Intel® High Level Synthesis Compiler Pro Edition: Best Practices Guide

ID 683152
Date 6/26/2023
Public

A newer version of this document is available. Customers should click here to go to the newest version.

Document Table of Contents

8.4.1. Enable the Intel® HLS Compiler to Infer Data Path Buffer Capacity Requirements

In many situations, the Intel® HLS Compiler can add buffer capacity automatically to the data path in a system of tasks design to achieve maximum throughput for your design. Follow a few best practices to help the Intel® HLS Compiler effectively add data path buffer capacity to your design when needed.

As an example, consider the following design that runs two independent tasks. This kind of structure can be generated by code like the following example:
component foo() {
  // Parse/compute data for tasks
  ihc::launch<task1>(data1);
  ihc::launch<task2>(data2);

  auto r1 = ihc::collect<task1>();
  auto r2 = ihc::collect<task2>();
  // Usage of r1, r2
}
The following diagram shows the state of the system of tasks at the start of the third invocation of the component, and the location of data in the overall pipeline from previous invocations.
Figure 43. Data Flow of Multiple Component Invocations Through a System of TasksThe circles represent pipelined stages of the component, while the number indicate the location of data from different invocations of component foo. This digram shows three invocations of the component underway.


In this diagram, Entry represents the two independent launch calls, and the Exit represents the two independent collect calls.

Entry provides work to both tasks only if both tasks can take in data (that is, both task have available buffer capacity). Similarly, Exit consumes the results only when both results are available.

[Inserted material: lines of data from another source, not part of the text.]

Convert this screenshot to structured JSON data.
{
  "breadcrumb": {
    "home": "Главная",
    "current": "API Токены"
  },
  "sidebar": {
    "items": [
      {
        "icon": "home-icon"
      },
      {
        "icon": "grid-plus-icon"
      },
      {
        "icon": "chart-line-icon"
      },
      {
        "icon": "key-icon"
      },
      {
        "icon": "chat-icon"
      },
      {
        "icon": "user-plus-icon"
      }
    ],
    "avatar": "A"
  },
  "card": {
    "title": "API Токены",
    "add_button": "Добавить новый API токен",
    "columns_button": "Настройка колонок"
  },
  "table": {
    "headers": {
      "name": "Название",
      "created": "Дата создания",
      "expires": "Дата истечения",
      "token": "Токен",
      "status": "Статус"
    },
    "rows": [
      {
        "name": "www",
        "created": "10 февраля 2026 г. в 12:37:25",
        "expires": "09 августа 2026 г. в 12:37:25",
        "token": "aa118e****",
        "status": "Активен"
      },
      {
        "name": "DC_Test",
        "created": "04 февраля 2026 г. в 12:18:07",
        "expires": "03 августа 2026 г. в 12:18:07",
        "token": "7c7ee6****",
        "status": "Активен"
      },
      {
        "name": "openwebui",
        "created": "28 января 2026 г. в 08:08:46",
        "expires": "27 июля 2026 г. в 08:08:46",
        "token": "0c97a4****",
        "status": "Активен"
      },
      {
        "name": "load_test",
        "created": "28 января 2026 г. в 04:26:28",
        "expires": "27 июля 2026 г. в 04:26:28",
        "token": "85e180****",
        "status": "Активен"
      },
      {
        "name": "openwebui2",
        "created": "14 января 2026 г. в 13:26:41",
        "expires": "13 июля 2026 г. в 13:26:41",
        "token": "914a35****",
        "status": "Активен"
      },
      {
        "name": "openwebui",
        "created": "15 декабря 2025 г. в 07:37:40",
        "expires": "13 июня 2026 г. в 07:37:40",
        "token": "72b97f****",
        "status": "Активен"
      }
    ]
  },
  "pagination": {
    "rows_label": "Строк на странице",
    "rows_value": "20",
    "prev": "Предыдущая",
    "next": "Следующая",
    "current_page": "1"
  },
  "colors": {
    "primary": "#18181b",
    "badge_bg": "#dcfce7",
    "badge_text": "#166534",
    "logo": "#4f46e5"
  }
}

If Task1 and Task2 have the same number of pipeline stages, then the data path performs at full throughput. Some data path buffer capacity is needed in the caller function to ensure that the caller can continue issuing launch calls while the collect calls wait for the task functions to complete. The compiler adds this data path buffer capacity automatically.

If the two tasks have different pipeline depths, then the design encounters a bottleneck because the task with the smaller pipeline depth lacks the buffer capacity to store finished results while waiting for the other task to finish. In this case, you can add buffer capacity to either launch or the collect call of the task with the smaller pipeline depth. For details about adding launch/collect buffer capacity, see Explicitly Add Buffer Capacity to Your Design When Needed.

The Intel® HLS Compiler tries to balance data path buffer capacity automatically, but it can only add data path capacity automatically when your design follows certain practices.

Use the following best practices to obtain the maximum throughput for your system of tasks design:
  • A component or task function should do one of the following things:
    • Do all of the work by itself without launching other tasks.
    • Act as an orchestrator for issuing ihc::launch or ihc::collect calls and do none of the work.
  • If throughput is a priority for your design, avoid using multiple ihc::launch or ihc::collect calls to the same task function unless you are reusing the calls to the function by iterating in a loop.
  • Keep ihc::launch and ihc::collect calls to the same task function within the same block.

    Review the block structure of your design with the Graph Viewer in the High-Level Design Reports to confirm that your calls are in the same block.

  • Avoid guarding your ihc::launch and ihc::collect calls with an if-condition.

    If you are guarding your ihc::launch and ihc::collect calls with an if-condition, use the same if-condition for both the ihc::launch and ihc::collect calls.